ASTURIAS SI YO PUDIERA

 

Hace un par de noches escuché a un joven cantar a voz en grito el Asturias que escribiera Pedro Garfias, y que musicó Víctor Manuel, eran horas de madrugada y sentado en una acera, y no en muy buenas condiciones, entonaba con más pasión, que gusto, los versos del poeta castellano convertidos hoy en el himno “no oficial” de Asturias.

“Quién derribará ese árbol/ de Asturias, ya sin ramaje/ desnudo, seco, clavado/con su raíz entrañable…Mirad, obreros del mundo/ su silueta recortarse/ contra este cielo impasible/ vertical, inquebrantable”

Hablamos unos minutos, los suficientes para que me contase que tenía un trabajo de porquería (él fue más explícito) pero que su salario no llegaba a los seiscientos euros.

Camino a casa recordé un artículo aparecido en un periódico regional, la semana pasada, en el que se indicaba que en Asturias algo más de 109.000 personas cobran menos del Salario Mínimo Interprofesional que es de 655,20 euros mensuales.

Esa cifra de 109.296 personas significa un 29,9% de quienes cobran un salario, hoy, en Asturias y desde el inicio de la gran estafa a la que fuimos sometidos ha ido fluctuando pero, siempre, con porcentajes por encima del 24%.

Estos datos no están elaborados en los gabinetes sindicales ni extraídos de informes, supuestamente, interesados en hablar de lo mal que van las cosas en este país.
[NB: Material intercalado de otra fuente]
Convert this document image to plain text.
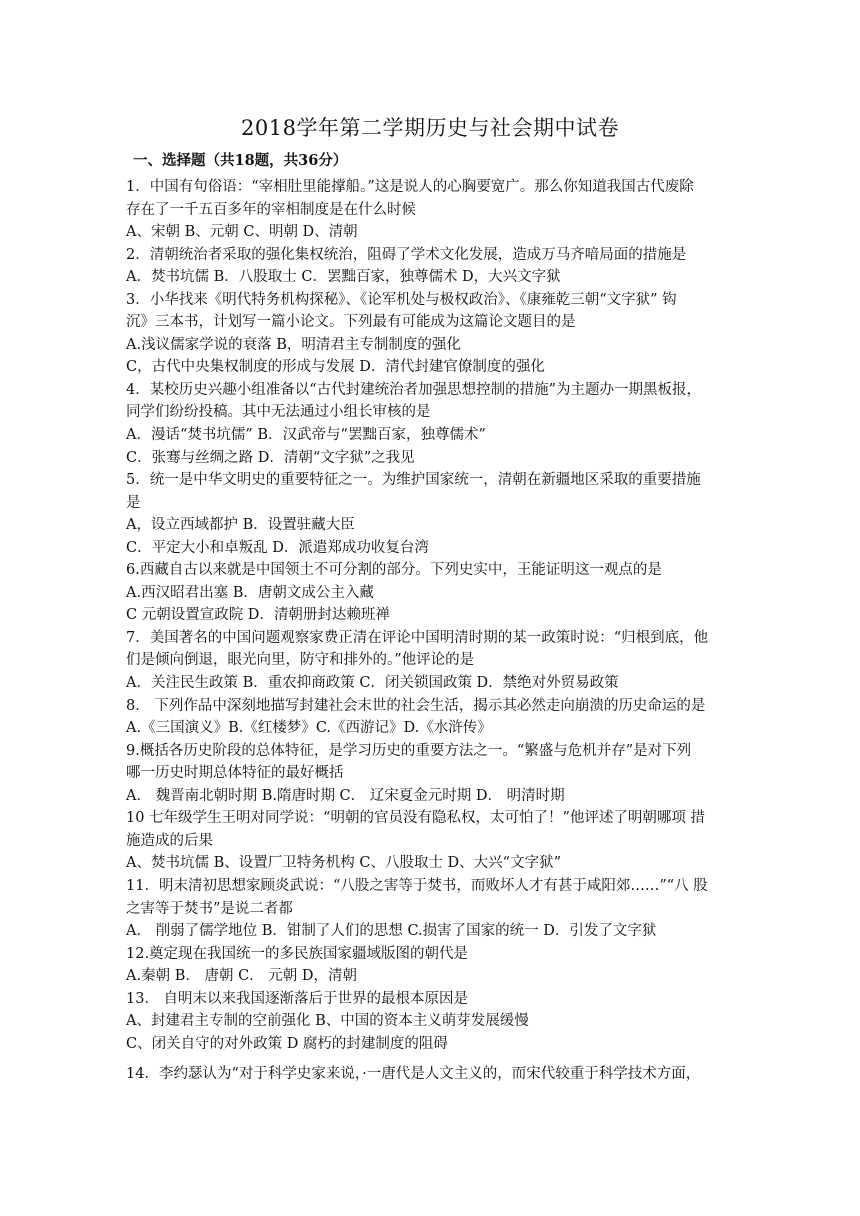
2018学年第二学期历史与社会期中试卷
一、选择题（共18题，共36分）
1．中国有句俗语：“宰相肚里能撑船。”这是说人的心胸要宽广。那么你知道我国古代废除
存在了一千五百多年的宰相制度是在什么时候
A、宋朝 B、元朝 C、明朝 D、清朝
2．清朝统治者采取的强化集权统治，阻碍了学术文化发展，造成万马齐喑局面的措施是
A．焚书坑儒 B．八股取士 C．罢黜百家，独尊儒术 D，大兴文字狱
3．小华找来《明代特务机构探秘》、《论军机处与极权政治》、《康雍乾三朝“文字狱” 钩
沉》三本书，计划写一篇小论文。下列最有可能成为这篇论文题目的是
A.浅议儒家学说的衰落 B，明清君主专制制度的强化
C，古代中央集权制度的形成与发展 D．清代封建官僚制度的强化
4．某校历史兴趣小组准备以“古代封建统治者加强思想控制的措施”为主题办一期黑板报，
同学们纷纷投稿。其中无法通过小组长审核的是
A．漫话“焚书坑儒” B．汉武帝与“罢黜百家，独尊儒术”
C．张骞与丝绸之路 D．清朝“文字狱”之我见
5．统一是中华文明史的重要特征之一。为维护国家统一，清朝在新疆地区采取的重要措施
是
A，设立西域都护 B．设置驻藏大臣
C．平定大小和卓叛乱 D．派遣郑成功收复台湾
6.西藏自古以来就是中国领土不可分割的部分。下列史实中，王能证明这一观点的是
A.西汉昭君出塞 B．唐朝文成公主入藏
C 元朝设置宣政院 D．清朝册封达赖班禅
7．美国著名的中国问题观察家费正清在评论中国明清时期的某一政策时说：“归根到底，他
们是倾向倒退，眼光向里，防守和排外的。”他评论的是
A．关注民生政策 B．重农抑商政策 C．闭关锁国政策 D．禁绝对外贸易政策
8． 下列作品中深刻地描写封建社会末世的社会生活，揭示其必然走向崩溃的历史命运的是
A.《三国演义》B.《红楼梦》C.《西游记》D.《水浒传》
9.概括各历史阶段的总体特征，是学习历史的重要方法之一。“繁盛与危机并存”是对下列
哪一历史时期总体特征的最好概括
A． 魏晋南北朝时期 B.隋唐时期 C． 辽宋夏金元时期 D． 明清时期
10 七年级学生王明对同学说：“明朝的官员没有隐私权，太可怕了！”他评述了明朝哪项 措
施造成的后果
A、焚书坑儒 B、设置厂卫特务机构 C、八股取士 D、大兴“文字狱”
11．明末清初思想家顾炎武说：“八股之害等于焚书，而败坏人才有甚于咸阳郊……”“八 股
之害等于焚书”是说二者都
A． 削弱了儒学地位 B．钳制了人们的思想 C.损害了国家的统一 D．引发了文字狱
12.奠定现在我国统一的多民族国家疆域版图的朝代是
A.秦朝 B． 唐朝 C． 元朝 D，清朝
13． 自明末以来我国逐渐落后于世界的最根本原因是
A、封建君主专制的空前强化 B、中国的资本主义萌芽发展缓慢
C、闭关自守的对外政策 D 腐朽的封建制度的阻碍
14．李约瑟认为“对于科学史家来说，·一唐代是人文主义的，而宋代较重于科学技术方面，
Ha sido la Agencia Tributaria quien ha facilitado la información y es la sociedad asturiana quien debe, ahora, sacar las conclusiones pertinentes.

Se nos insiste en que la creación de empleo es una realidad, aunque, desde los voceros del sistema, no se indica que tipo de empleo, ni cuáles son las condiciones salariales, y a cualquier persona con un mínimo de honestidad intelectual no se le escapa que con salarios como los que percibe mi “momentáneo” amigo cantante, España no sale de la “crisis” si no que entra de manera decidida en la miseria.

Miseria que no sólo es económica, es social, es cultural… y difícilmente quienes la están padeciendo serán capaces de salir de la misma, y si desde las instituciones, pero también desde la sociedad civil, no se quiere entender que este problema no es sólo individual si no que nos afecta a todas las personas incluso a las que tienen mayores ingresos, el futuro se presenta, para la inmensa mayoría, lleno de dificultades extremas.

Llegará un momento en que las grandes frases dejarán de tener valor y Toño (ese era el nombre, según me dijo, del chaval sentado en la acera) y todos los Toños de Asturias y del mundo, quizás, no solamente canten “Millones de puños gritan/ su cólera por los aires/ millones de corazones/ golpean contra sus cárceles” si no que, atención, también, se levanten y pasen a la acción.